Justice Mariama Owusu, a Supreme Court judge sitting as an additional High Court judge, yesterday dismissed submissions of no case made on behalf of the accused persons by their respective lawyers following the close of the prosecution’s case.

“The accused charged with murder intentionally caused the harm to the deceased without any hesitation. From the foregoing, the prosecution has made a prima facie case against the accused persons. The submission of no case has been overruled and the accused persons are called upon to open their defence,” Justice Mariama Owusu ruled.

The court, prior to its ruling, turned down a request by George Bernard Shaw, counsel for six of the accused persons and Patrick Anim-Addo, counsel for two of the accused persons urging the court to adjourn the matter to consider a reply they filed to the response of the prosecution.

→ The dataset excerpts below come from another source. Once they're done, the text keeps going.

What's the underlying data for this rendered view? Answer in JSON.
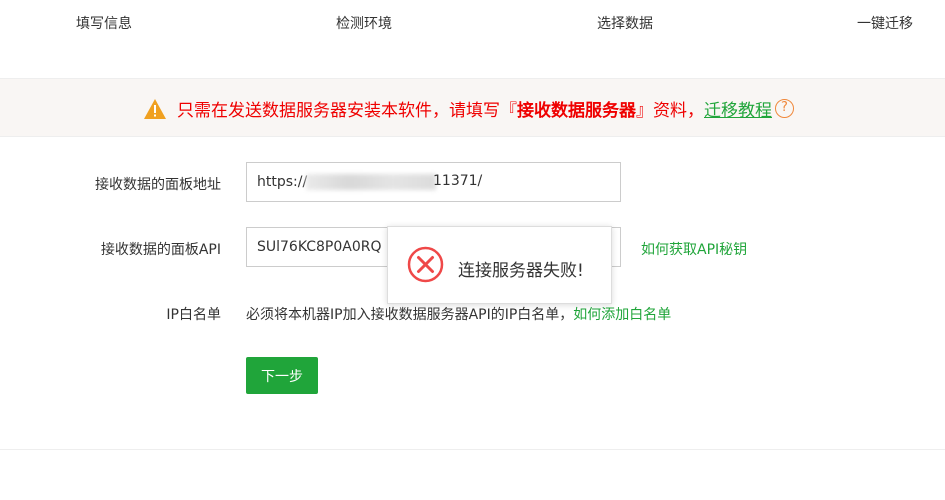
{
  "steps": [
    "填写信息",
    "检测环境",
    "选择数据",
    "一键迁移"
  ],
  "notice": {
    "icon": "warning-icon",
    "text_before": "只需在发送数据服务器安装本软件，请填写『 ",
    "strong": "接收数据服务器",
    "text_after": " 』资料，",
    "link": "迁移教程",
    "help_icon": "?"
  },
  "form": {
    "panel_url_label": "接收数据的面板地址",
    "panel_url_prefix": "https://",
    "panel_url_suffix": "11371/",
    "panel_api_label": "接收数据的面板API",
    "panel_api_value": "SUl76KC8P0A0RQ",
    "api_help_link": "如何获取API秘钥",
    "ip_whitelist_label": "IP白名单",
    "ip_whitelist_text": "必须将本机器IP加入接收数据服务器API的IP白名单，",
    "ip_whitelist_link": "如何添加白名单",
    "next_button": "下一步"
  },
  "toast": {
    "icon": "error-circle-icon",
    "message": "连接服务器失败!"
  },
  "colors": {
    "accent": "#20a53a",
    "warning": "#ef0000",
    "error_icon": "#ef4848",
    "help": "#f0883b"
  }
}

Evelyn Keelson, a Chief State Attorney, opposed the request and argued that the lawyers did not have any right of reply under any law, and the court is not bound by that reply as the court is not even bound by the submissions of no case filed by the lawyers.

Justice Owusu said Section 271 of the Criminal and Other Offences Act (Act 30) mandates the court to consider at the close of the prosecution case whether a case had been made against the accused to warrant the accused to open their defence.

She went on to read her decision and held that the prosecution was able to make a case against the accused persons who have been charged with conspiracy to commit murder as well as those charged with murder.

She, therefore, dismissed the submissions of no case and ordered the accused persons to open their defence. She adjourned the case to July 18 for William Baah, the first accused to open his defence.

The Office of the Attorney General on May 16, 2022, closed its case in the trial of the 14 persons who allegedly lynched the late Major Maxwell Mahama at Denkyira Obuasi (New Obuasi) in 2017.

Major Mahama was brutally lynched in May 2017, while on detachment duties with some military officers at Denkyira Obuasi.

He was the captain of the 31-member military team sent to the town to guard the property of C&G Mining Company as a result of illegal mining activities in the area.

The 14 persons all pleaded not guilty to the charges levelled against them although state prosecutors say the accused persons, except the then Assemblyman of the area, William Baah, were captured in a video during the crime.

The prosecution during the presentation of its case called 14 witnesses who gave various accounts of what happened on the day and what they witnessed.

Frances Mullen Ansah, a Chief State Attorney, during one of the proceedings led the case investigator in evidence when the court played the horrifying video which captured the accused persons lynching the deceased.